By: Paola Aguilar
Coalition work is never easy. It’s difficult and exhausting. This election season there have been many difficult conversations happening. Sexual assault has come to the forefront because our President-elect was accused of sexual assault by a handful of women. Conversations about race and institutional racism have also come to the forefront after incidents of racism have been circulated on social media. We’ve seen the Black Lives Matter movement publicly protesting police brutality and a recent resurgence of the KKK. LGBTQ rights with North Carolina’s HB2 bathroom law. Reproductive rights, the Supreme Court ruling that the TRAP laws in the south are an “undue burden” on a woman’s access to safe and legal abortions.
As a feminist, I have to talk to people about these issues. I have a moral responsibility to tell people the story of my parents immigrating to the United States and their struggles when someone believes an incorrect stereotype about Hispanic immigrants. I have a responsibility to inform the people around me about how dangerous laws like Texas’ HB2 are; not just for women, but for their families. I have a responsibility to remind people how important access to safe and legal abortions is. I have a responsibility to explain that my experience as a Mexican-American woman will never be the same as a white man’s.
When my candidate who championed all of these issues (and who has championed these issues for her entire career in public service) was defeated on election night by a man who has only made these issues worse, I couldn’t help but to have some feeling of hopelessness. I, like so many others, spent time canvassing, phone banking, and talking to people about these issues with the hope that I could make a difference this election season. This sting of defeat is not comparable to anything I’ve ever felt before. My heart hurts for the many who will be affected as a result of the people we have elected to create and enforce the laws in this country.
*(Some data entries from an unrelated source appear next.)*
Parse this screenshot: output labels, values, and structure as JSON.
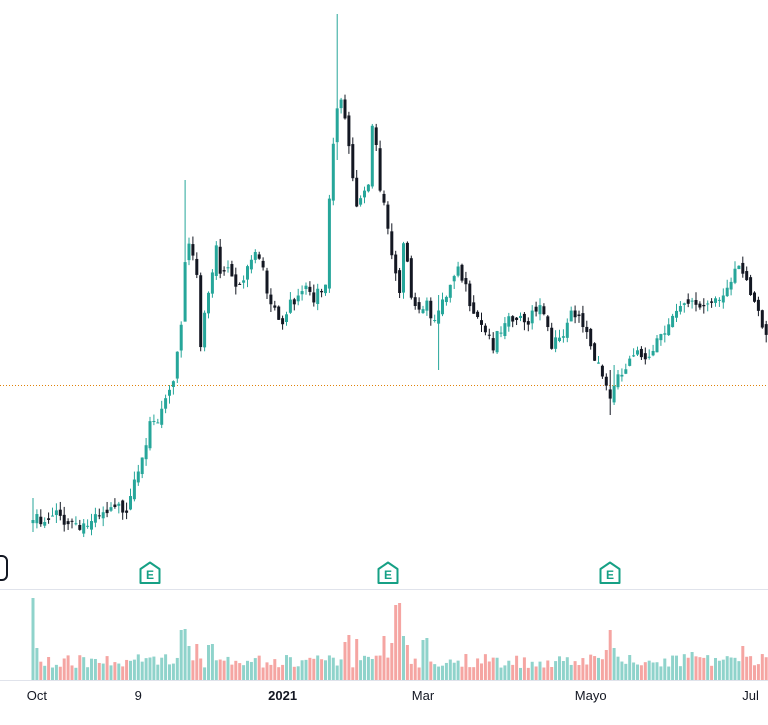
{
  "chart_data": {
    "type": "candlestick",
    "title": "",
    "xlabel": "",
    "ylabel": "",
    "x_tick_labels": [
      {
        "label": "Oct",
        "day": 1,
        "bold": false
      },
      {
        "label": "9",
        "day": 27,
        "bold": false
      },
      {
        "label": "2021",
        "day": 64,
        "bold": true
      },
      {
        "label": "Mar",
        "day": 100,
        "bold": false
      },
      {
        "label": "Mayo",
        "day": 143,
        "bold": false
      },
      {
        "label": "Jul",
        "day": 184,
        "bold": false
      }
    ],
    "price_range": [
      0,
      560
    ],
    "reference_line_price": 175,
    "close_keypoints": [
      [
        0,
        40
      ],
      [
        3,
        33
      ],
      [
        6,
        44
      ],
      [
        9,
        40
      ],
      [
        15,
        35
      ],
      [
        17,
        40
      ],
      [
        21,
        48
      ],
      [
        24,
        55
      ],
      [
        26,
        85
      ],
      [
        28,
        110
      ],
      [
        30,
        130
      ],
      [
        32,
        135
      ],
      [
        34,
        160
      ],
      [
        36,
        170
      ],
      [
        37,
        200
      ],
      [
        38,
        240
      ],
      [
        39,
        300
      ],
      [
        40,
        320
      ],
      [
        42,
        290
      ],
      [
        43,
        220
      ],
      [
        44,
        250
      ],
      [
        45,
        260
      ],
      [
        47,
        310
      ],
      [
        48,
        285
      ],
      [
        50,
        290
      ],
      [
        52,
        275
      ],
      [
        54,
        285
      ],
      [
        57,
        315
      ],
      [
        59,
        300
      ],
      [
        60,
        265
      ],
      [
        62,
        245
      ],
      [
        64,
        235
      ],
      [
        66,
        255
      ],
      [
        68,
        270
      ],
      [
        70,
        280
      ],
      [
        72,
        265
      ],
      [
        73,
        280
      ],
      [
        75,
        270
      ],
      [
        76,
        360
      ],
      [
        77,
        410
      ],
      [
        78,
        450
      ],
      [
        79,
        460
      ],
      [
        81,
        410
      ],
      [
        82,
        390
      ],
      [
        83,
        360
      ],
      [
        84,
        370
      ],
      [
        86,
        380
      ],
      [
        87,
        440
      ],
      [
        88,
        420
      ],
      [
        89,
        370
      ],
      [
        91,
        330
      ],
      [
        92,
        300
      ],
      [
        94,
        260
      ],
      [
        95,
        310
      ],
      [
        96,
        290
      ],
      [
        97,
        270
      ],
      [
        99,
        255
      ],
      [
        101,
        260
      ],
      [
        102,
        250
      ],
      [
        104,
        245
      ],
      [
        106,
        260
      ],
      [
        107,
        270
      ],
      [
        109,
        285
      ],
      [
        111,
        270
      ],
      [
        113,
        255
      ],
      [
        115,
        240
      ],
      [
        117,
        225
      ],
      [
        118,
        215
      ],
      [
        120,
        225
      ],
      [
        122,
        235
      ],
      [
        124,
        240
      ],
      [
        126,
        235
      ],
      [
        128,
        250
      ],
      [
        130,
        260
      ],
      [
        132,
        235
      ],
      [
        133,
        220
      ],
      [
        135,
        215
      ],
      [
        137,
        230
      ],
      [
        138,
        242
      ],
      [
        140,
        240
      ],
      [
        142,
        230
      ],
      [
        143,
        215
      ],
      [
        145,
        200
      ],
      [
        146,
        185
      ],
      [
        148,
        165
      ],
      [
        149,
        170
      ],
      [
        151,
        185
      ],
      [
        153,
        195
      ],
      [
        154,
        200
      ],
      [
        157,
        205
      ],
      [
        159,
        215
      ],
      [
        161,
        230
      ],
      [
        163,
        240
      ],
      [
        165,
        245
      ],
      [
        167,
        250
      ],
      [
        170,
        255
      ],
      [
        172,
        255
      ],
      [
        175,
        265
      ],
      [
        177,
        270
      ],
      [
        179,
        275
      ],
      [
        181,
        290
      ],
      [
        182,
        280
      ],
      [
        184,
        265
      ],
      [
        186,
        250
      ],
      [
        187,
        235
      ],
      [
        188,
        230
      ]
    ],
    "notable_wicks": [
      {
        "day": 0,
        "high": 62,
        "low": 28
      },
      {
        "day": 39,
        "high": 380,
        "low": 240
      },
      {
        "day": 78,
        "high": 546,
        "low": 400
      },
      {
        "day": 104,
        "high": 265,
        "low": 190
      },
      {
        "day": 148,
        "high": 190,
        "low": 145
      },
      {
        "day": 149,
        "high": 195,
        "low": 155
      }
    ],
    "volume_base": 12,
    "volume_spikes": [
      {
        "day": 0,
        "value": 82
      },
      {
        "day": 1,
        "value": 32
      },
      {
        "day": 4,
        "value": 23
      },
      {
        "day": 38,
        "value": 50
      },
      {
        "day": 39,
        "value": 51
      },
      {
        "day": 40,
        "value": 34
      },
      {
        "day": 42,
        "value": 36
      },
      {
        "day": 45,
        "value": 35
      },
      {
        "day": 46,
        "value": 36
      },
      {
        "day": 80,
        "value": 38
      },
      {
        "day": 81,
        "value": 45
      },
      {
        "day": 83,
        "value": 41
      },
      {
        "day": 90,
        "value": 44
      },
      {
        "day": 92,
        "value": 37
      },
      {
        "day": 93,
        "value": 75
      },
      {
        "day": 94,
        "value": 77
      },
      {
        "day": 95,
        "value": 44
      },
      {
        "day": 96,
        "value": 35
      },
      {
        "day": 100,
        "value": 40
      },
      {
        "day": 101,
        "value": 42
      },
      {
        "day": 147,
        "value": 30
      },
      {
        "day": 148,
        "value": 50
      },
      {
        "day": 149,
        "value": 32
      },
      {
        "day": 169,
        "value": 28
      },
      {
        "day": 182,
        "value": 34
      }
    ],
    "colors": {
      "up": "#26a69a",
      "down": "#131722",
      "volume_up": "#8fd3cb",
      "volume_down": "#f5a5a2",
      "reference_line": "#e0820a",
      "earnings": "#16a085"
    },
    "earnings_markers": [
      {
        "day": 30,
        "label": "E"
      },
      {
        "day": 91,
        "label": "E"
      },
      {
        "day": 148,
        "label": "E"
      }
    ]
  }
}
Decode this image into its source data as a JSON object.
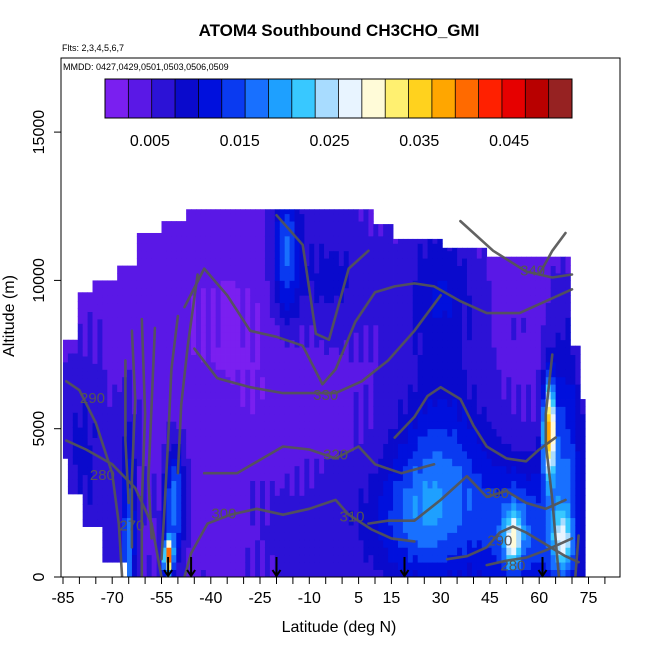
{
  "chart_data": {
    "type": "heatmap",
    "title": "ATOM4 Southbound CH3CHO_GMI",
    "subtitle_flights": "Flts: 2,3,4,5,6,7",
    "subtitle_dates": "MMDD: 0427,0429,0501,0503,0506,0509",
    "xlabel": "Latitude (deg N)",
    "ylabel": "Altitude (m)",
    "xlim": [
      -85,
      85
    ],
    "ylim": [
      0,
      17500
    ],
    "x_ticks": [
      -85,
      -70,
      -55,
      -40,
      -25,
      -10,
      5,
      15,
      30,
      45,
      60,
      75
    ],
    "y_ticks": [
      0,
      5000,
      10000,
      15000
    ],
    "grid": false,
    "colorbar": {
      "orientation": "horizontal",
      "placement": "top-inside",
      "range": [
        0,
        0.052
      ],
      "tick_values": [
        0.005,
        0.015,
        0.025,
        0.035,
        0.045
      ],
      "tick_labels": [
        "0.005",
        "0.015",
        "0.025",
        "0.035",
        "0.045"
      ],
      "colors": [
        "#7a1ff0",
        "#5a18e6",
        "#2c12d6",
        "#0a0acc",
        "#0010dd",
        "#0a3af0",
        "#1870ff",
        "#1ea0ff",
        "#38c8ff",
        "#a8dcff",
        "#e8f4ff",
        "#fffbd8",
        "#fff070",
        "#ffd21e",
        "#ffa600",
        "#ff6a00",
        "#ff2000",
        "#e60000",
        "#b80000",
        "#962222"
      ]
    },
    "contours": [
      {
        "label": "270",
        "lat": -64,
        "alt": 1700
      },
      {
        "label": "280",
        "lat": -73,
        "alt": 3400
      },
      {
        "label": "280",
        "lat": 52,
        "alt": 350
      },
      {
        "label": "290",
        "lat": -76,
        "alt": 6000
      },
      {
        "label": "290",
        "lat": 48,
        "alt": 1200
      },
      {
        "label": "300",
        "lat": -36,
        "alt": 2100
      },
      {
        "label": "300",
        "lat": 47,
        "alt": 2800
      },
      {
        "label": "310",
        "lat": 3,
        "alt": 2000
      },
      {
        "label": "320",
        "lat": -2,
        "alt": 4100
      },
      {
        "label": "330",
        "lat": -5,
        "alt": 6100
      },
      {
        "label": "340",
        "lat": 58,
        "alt": 10300
      }
    ],
    "flight_markers_lat": [
      -53,
      -46,
      -20,
      19,
      61
    ]
  }
}
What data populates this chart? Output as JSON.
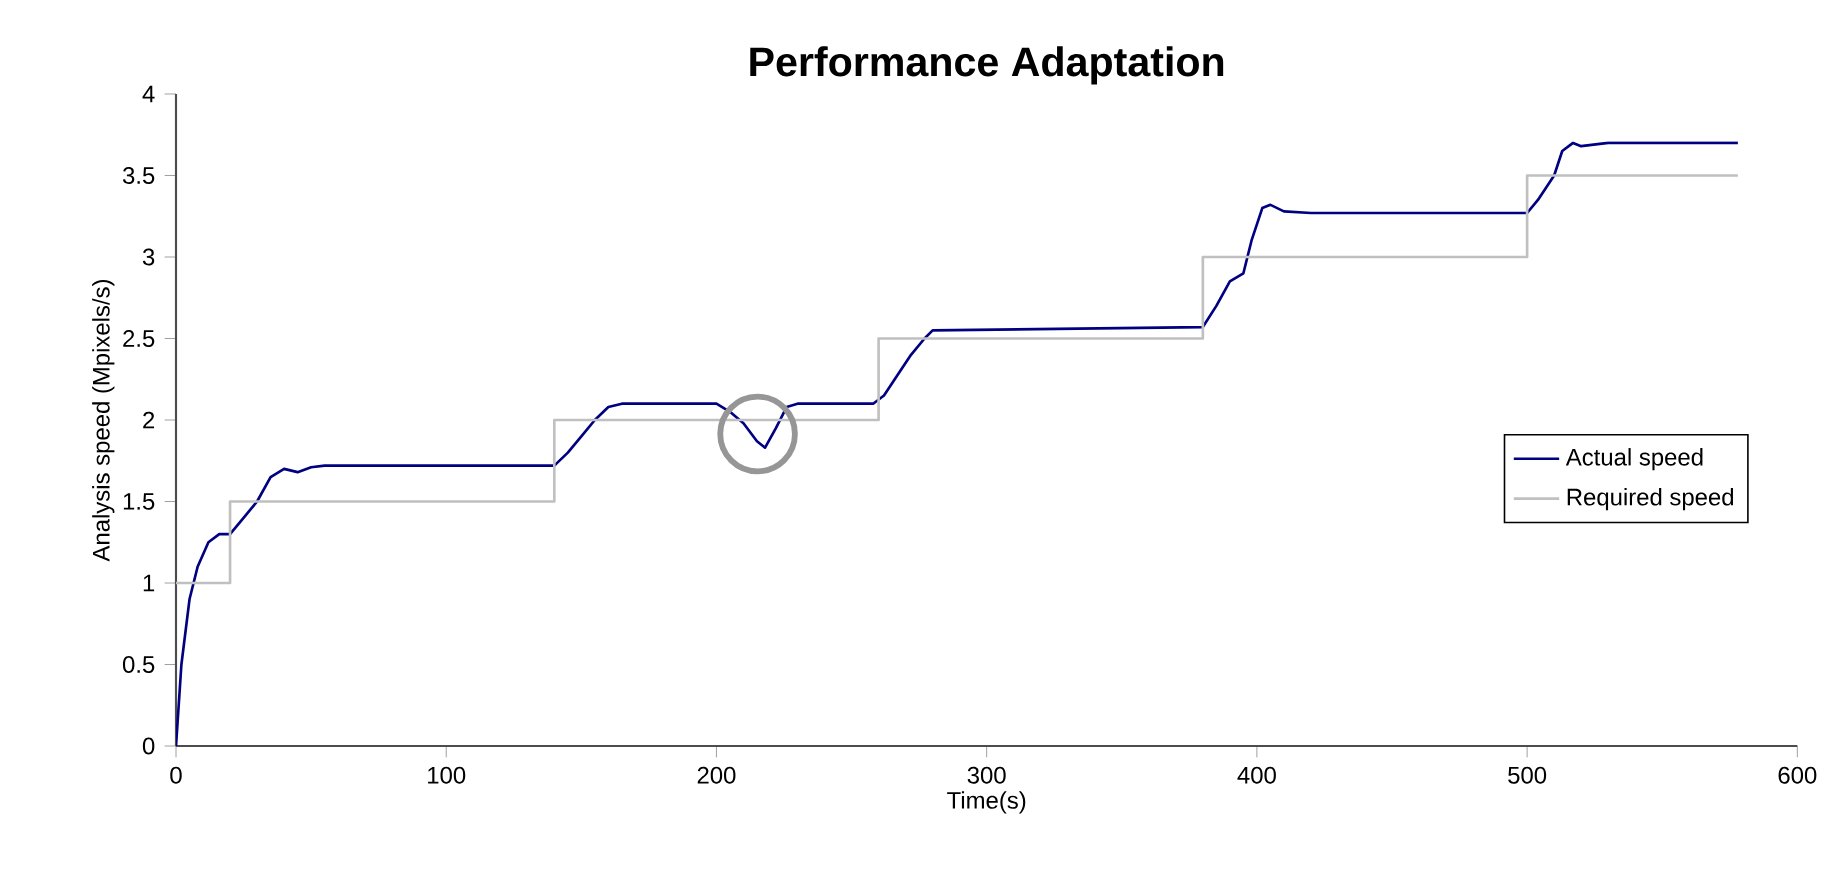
{
  "chart_data": {
    "type": "line",
    "title": "Performance Adaptation",
    "xlabel": "Time(s)",
    "ylabel": "Analysis speed (Mpixels/s)",
    "xlim": [
      0,
      600
    ],
    "xticks": [
      0,
      100,
      200,
      300,
      400,
      500,
      600
    ],
    "ylim": [
      0,
      4
    ],
    "yticks": [
      0,
      0.5,
      1,
      1.5,
      2,
      2.5,
      3,
      3.5,
      4
    ],
    "grid": false,
    "legend": "right",
    "marker": "none",
    "series": [
      {
        "name": "Actual speed",
        "color": "#000080",
        "x": [
          0,
          2,
          5,
          8,
          12,
          16,
          20,
          25,
          30,
          35,
          40,
          45,
          50,
          55,
          140,
          145,
          150,
          155,
          160,
          165,
          200,
          205,
          210,
          215,
          218,
          222,
          226,
          230,
          258,
          262,
          268,
          272,
          277,
          280,
          380,
          385,
          390,
          395,
          398,
          402,
          405,
          410,
          420,
          500,
          504,
          510,
          513,
          517,
          520,
          530,
          578
        ],
        "values": [
          0,
          0.5,
          0.9,
          1.1,
          1.25,
          1.3,
          1.3,
          1.4,
          1.5,
          1.65,
          1.7,
          1.68,
          1.71,
          1.72,
          1.72,
          1.8,
          1.9,
          2.0,
          2.08,
          2.1,
          2.1,
          2.05,
          1.98,
          1.87,
          1.83,
          1.95,
          2.08,
          2.1,
          2.1,
          2.15,
          2.3,
          2.4,
          2.5,
          2.55,
          2.57,
          2.7,
          2.85,
          2.9,
          3.1,
          3.3,
          3.32,
          3.28,
          3.27,
          3.27,
          3.35,
          3.5,
          3.65,
          3.7,
          3.68,
          3.7,
          3.7
        ]
      },
      {
        "name": "Required speed",
        "color": "#c0c0c0",
        "type": "step",
        "x": [
          0,
          20,
          140,
          260,
          380,
          500,
          578
        ],
        "values": [
          1,
          1.5,
          2,
          2.5,
          3,
          3.5,
          3.5
        ]
      }
    ]
  }
}
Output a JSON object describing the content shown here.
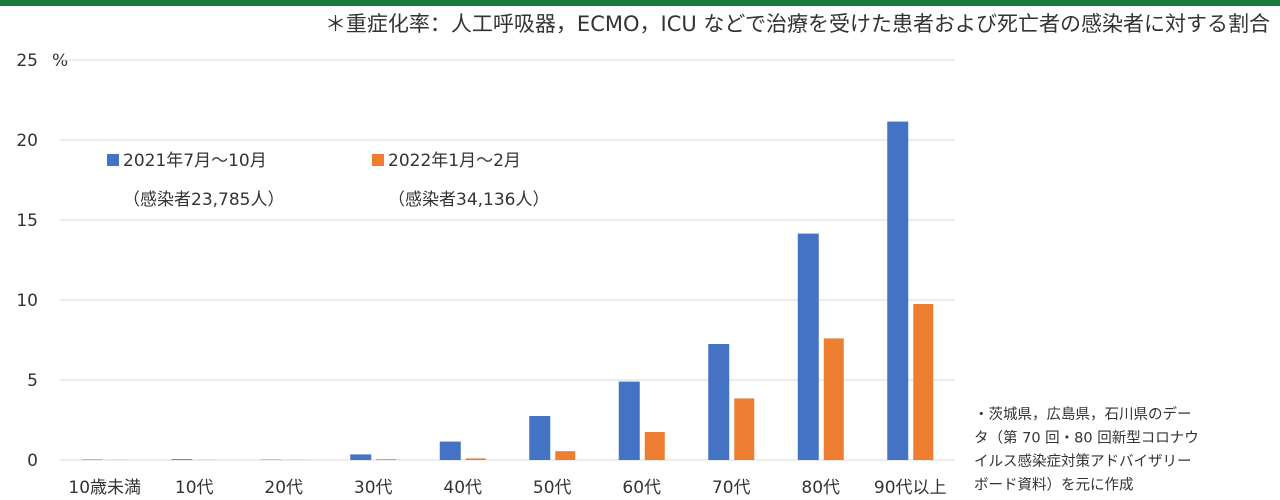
{
  "chart_data": {
    "type": "bar",
    "title": "＊重症化率：人工呼吸器，ECMO，ICU などで治療を受けた患者および死亡者の感染者に対する割合",
    "y_unit": "%",
    "categories": [
      "10歳未満",
      "10代",
      "20代",
      "30代",
      "40代",
      "50代",
      "60代",
      "70代",
      "80代",
      "90代以上"
    ],
    "series": [
      {
        "name": "2021年7月〜10月",
        "note": "（感染者23,785人）",
        "color": "#4472c4",
        "values": [
          0.03,
          0.05,
          0.02,
          0.35,
          1.15,
          2.75,
          4.9,
          7.25,
          14.15,
          21.15
        ]
      },
      {
        "name": "2022年1月〜2月",
        "note": "（感染者34,136人）",
        "color": "#ed7d31",
        "values": [
          0.01,
          0.01,
          0.01,
          0.05,
          0.1,
          0.55,
          1.75,
          3.85,
          7.6,
          9.75
        ]
      }
    ],
    "ylim": [
      0,
      25
    ],
    "yticks": [
      0,
      5,
      10,
      15,
      20,
      25
    ],
    "grid": true,
    "source_note": [
      "・茨城県，広島県，石川県のデー",
      "タ（第 70 回・80 回新型コロナウ",
      "イルス感染症対策アドバイザリー",
      "ボード資料）を元に作成"
    ]
  }
}
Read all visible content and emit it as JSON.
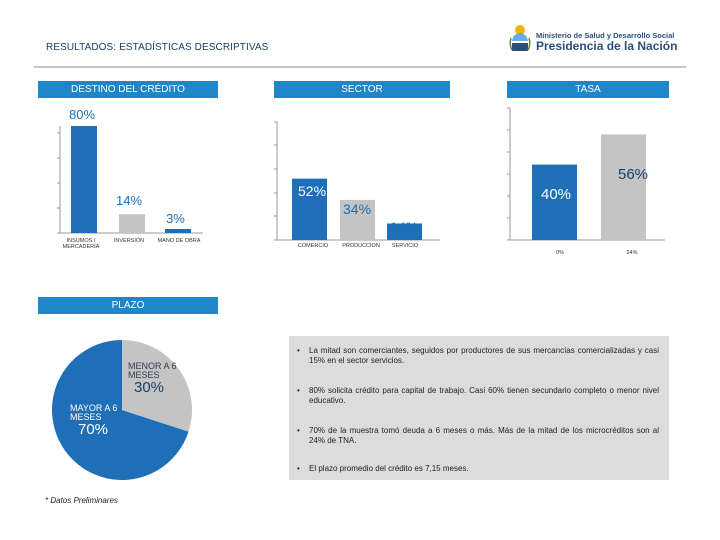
{
  "header": {
    "title": "RESULTADOS: ESTADÍSTICAS DESCRIPTIVAS",
    "logo_line1": "Ministerio de Salud y Desarrollo Social",
    "logo_line2": "Presidencia de la Nación"
  },
  "destino": {
    "header": "DESTINO DEL CRÉDITO",
    "chart_data": {
      "type": "bar",
      "title": "DESTINO DEL CRÉDITO",
      "categories": [
        "INSUMOS / MERCADERÍA",
        "INVERSIÓN",
        "MANO DE OBRA"
      ],
      "values": [
        80,
        14,
        3
      ],
      "labels": [
        "80%",
        "14%",
        "3%"
      ],
      "unit": "%",
      "ylim": [
        0,
        80
      ]
    }
  },
  "sector": {
    "header": "SECTOR",
    "chart_data": {
      "type": "bar",
      "title": "SECTOR",
      "categories": [
        "COMERCIO",
        "PRODUCCION",
        "SERVICIO"
      ],
      "values": [
        52,
        34,
        14
      ],
      "labels": [
        "52%",
        "34%",
        "14%"
      ],
      "unit": "%",
      "ylim": [
        0,
        100
      ]
    }
  },
  "tasa": {
    "header": "TASA",
    "chart_data": {
      "type": "bar",
      "title": "TASA",
      "categories": [
        "0%",
        "24%"
      ],
      "values": [
        40,
        56
      ],
      "labels": [
        "40%",
        "56%"
      ],
      "unit": "%",
      "ylim": [
        0,
        70
      ]
    }
  },
  "plazo": {
    "header": "PLAZO",
    "chart_data": {
      "type": "pie",
      "title": "PLAZO",
      "slices": [
        {
          "name": "MAYOR A 6 MESES",
          "value": 70,
          "label": "70%",
          "color": "#1f6fb8"
        },
        {
          "name": "MENOR A 6 MESES",
          "value": 30,
          "label": "30%",
          "color": "#c4c4c4"
        }
      ]
    }
  },
  "bullets": [
    "La mitad son comerciantes, seguidos por productores de sus mercancías comercializadas y casi 15% en el sector servicios.",
    "80% solicita crédito para capital de trabajo. Casi 60% tienen secundario completo o menor nivel educativo.",
    "70% de la muestra tomó deuda a 6 meses o más. Más de la mitad de los microcréditos son al 24% de TNA.",
    "El plazo promedio del crédito es 7,15 meses."
  ],
  "footnote": "* Datos Preliminares",
  "colors": {
    "blue": "#1f6fb8",
    "header_blue": "#1f86c8",
    "gray": "#c4c4c4",
    "label_blue": "#1a6fb2"
  }
}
As much as we may be feeling despair, it is so important that now, more than ever, we remember to practice self-care.
Feminist work is exhausting and if we don’t take the time to take care of ourselves, we will render ourselves ineffective. Because we need to be able to continue fighting as hard as we can for issues of social inequality, we need to do it right and practice self-care. Here are a few ways we can do that:
1. Come back to your safe spaces.
When I say safe spaces I mean our communities. I have been blessed to have friends who share my ideas and views on social issues and I find comfort in talking to them about the things that frustrate me about the world. It feels nice to come back and just enjoy the fact that some people share the same ideas as you and that you’re not fighting the good fight alone.
2. Take a social media break.
One of the best ways to do coalition work is via social media but it can be trying on your soul to read about the election over and over again. I’m exhausted and at this point, the election is over so dwelling on the results in an unproductive manner is just not worth it.
3. Take some time for yourself.
Go do something fun and non-political. Take a bath, go for a run, eat some chocolate cake, have a bottle of your favorite wine. Whatever it is that you need to do to refuel yourself.
4. Love still trumps hate.
The majority of Americans voted for a country of unity and equality. Period. While some of us may be in a position of privilege where we don’t worry about our livelihoods after the inauguration, there are some with much heavier burdens on their minds. Now more than ever, love your neighbor and treat everyone the way you’d want to be treated. As angry as we feel, we must show compassion and solidarity to one another because if we’re being honest, we need it to heal.
Take the time to process what has happened and take the time to heal. Even though the inauguration isn’t until January and the fight for social justice has been happening for quite some time; we need you now more than ever. So please, rest now and take care of yourself.